Regulations Dog Hill
Neighborhood Residents Lament Proposed Rules for Animal-Friendly Parks
Monday night’s public meeting on proposed regulations for creating dog parks left many Capitol Hill residents dissatisfied and claiming their questions remain unanswered — including whether neighborhood green spaces will pass muster.
“They just weren’t thinking when they wrote these regulations,” said Bill Schultheiss, an advisory neighborhood commissioner who lives in the Northeast section of Capitol Hill.
A meeting last week also proved fruitless, he said. “It was a disgraceful performance for a city agency. They couldn’t answer questions. They hadn’t done any analysis. … I felt uncomfortable for these people.” [IMGCAP(1)]
As the owner of a 6-year-old mutt named Veda and a member of the group Hill Hounds, Schultheiss has followed the issue since the D.C. City Council passed legislation allowing off-leash dog parks in 2005.
Now, he and other Hill residents are worried the council’s action will mean nothing because the Department of Parks and Recreation, tasked with implementing the legislation, has drafted regulations they say shut out any hope of legitimizing existing parks where dogs run off-leash unchecked. Among the regulations: The dog park must be at least 10,000 square feet, cannot take up more than a quarter of an existing District-owned park and must be located within 50 feet of a “sanitary or combined sewer line” where waste can be disposed.
A controversial rule that required the surrounding five blocks to be rat-free is likely to be removed at the request of the Department of Health, according to Health official Peggy Keller.
Residents are worried because a majority of the proposed regulations are hard to meet in a city, especially on Capitol Hill. Many residents own dogs, Schultheiss said, sometimes as an extra safety measure in neighborhoods where robberies are not uncommon.
Many of those owners pay almost $200 a year to walk their dogs in Congressional Cemetery, a private property where dogs can run off-leash among the tombstones and landscape. But others illegally use green spaces that tend to be small squares surrounded by residences and businesses (Lincoln Park and Stanton Park are two of the most popular). These might be difficult to legalize, as the proposed regulations stipulate that dog parks must be 200 feet away from residences, businesses, school playgrounds and community gardens.
“There wouldn’t be a single piece of land in Shaw that would meet the 200 feet from residences” restriction, complained one resident from the neighborhood, which is located in Northwest.
Although the comment period for the regulations was extended because of complaints, dog owners found out Monday that they might not get a say on whatever changes officials make after the public meetings, the last of which will be today at 7 p.m. at The Riverside Center, located at 5200 Foote St. NE. After that, officials will make their changes, submit the regulations to the city’s attorney general for legal requirements and finalize it all.

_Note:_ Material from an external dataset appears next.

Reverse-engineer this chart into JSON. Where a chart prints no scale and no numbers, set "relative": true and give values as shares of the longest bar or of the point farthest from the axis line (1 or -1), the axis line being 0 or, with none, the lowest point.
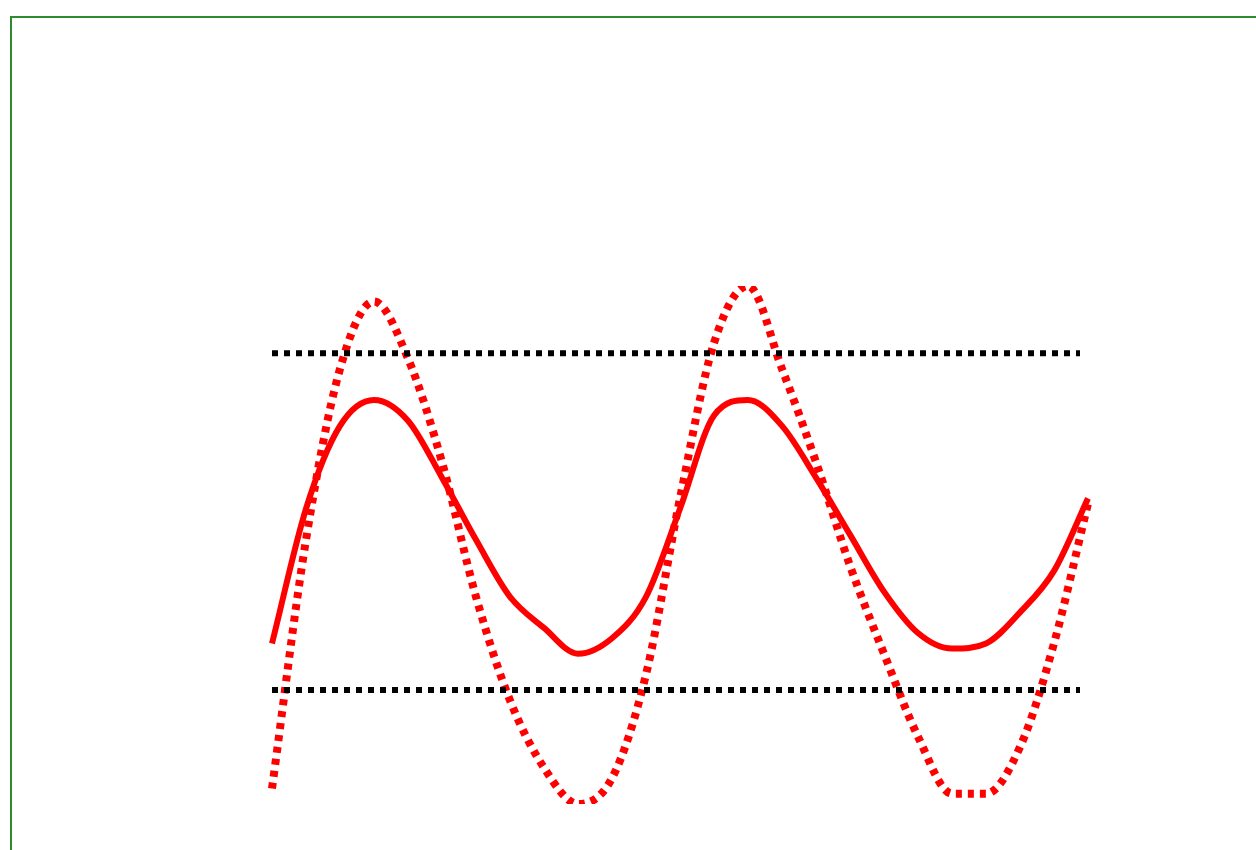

At Monday night’s meeting, officials from the Department of Parks and Recreation, the Department of Public Health and the Department of the Environment listened to residents’ concerns.
“People don’t want a dog park next to their house because of the noise,” explained Sharon Dendy, a DPR landscape architect. “We felt that there needed to be some respect for homeowners.”
But residents argued that they should be afforded the same rights as noisy soccer players and children at playgrounds. And when officials said they couldn’t answer some questions — such as whether one loud resident could stop a dog park from being formed — participants appeared exasperated.
“Most of the sticking points tonight are directed to people who aren’t here,” one resident said, receiving applause from the audience.
“It seems like these regulations were written by a lawyer,” said another.
But foremost among the questions was which sites in the city — if any — actually meet the regulations. Dendy said about 35 meet all but the rat provision; however, the parks department was unable to produce the list by Tuesday afternoon.
Furthermore, much of the green space on Capitol Hill is not District-owned, which is the only land that the parks department will designate as dog parks. If residents want dog parks on National Park Service land, they will have to solicit such permits themselves, Dendy said.
But if no parks on Capitol Hill become legal dog parks, a problem will be left unfixed, Schultheiss said.
“People break laws in large number when they feel it’s unreasonable,” he said. “That’s what’s happening now.”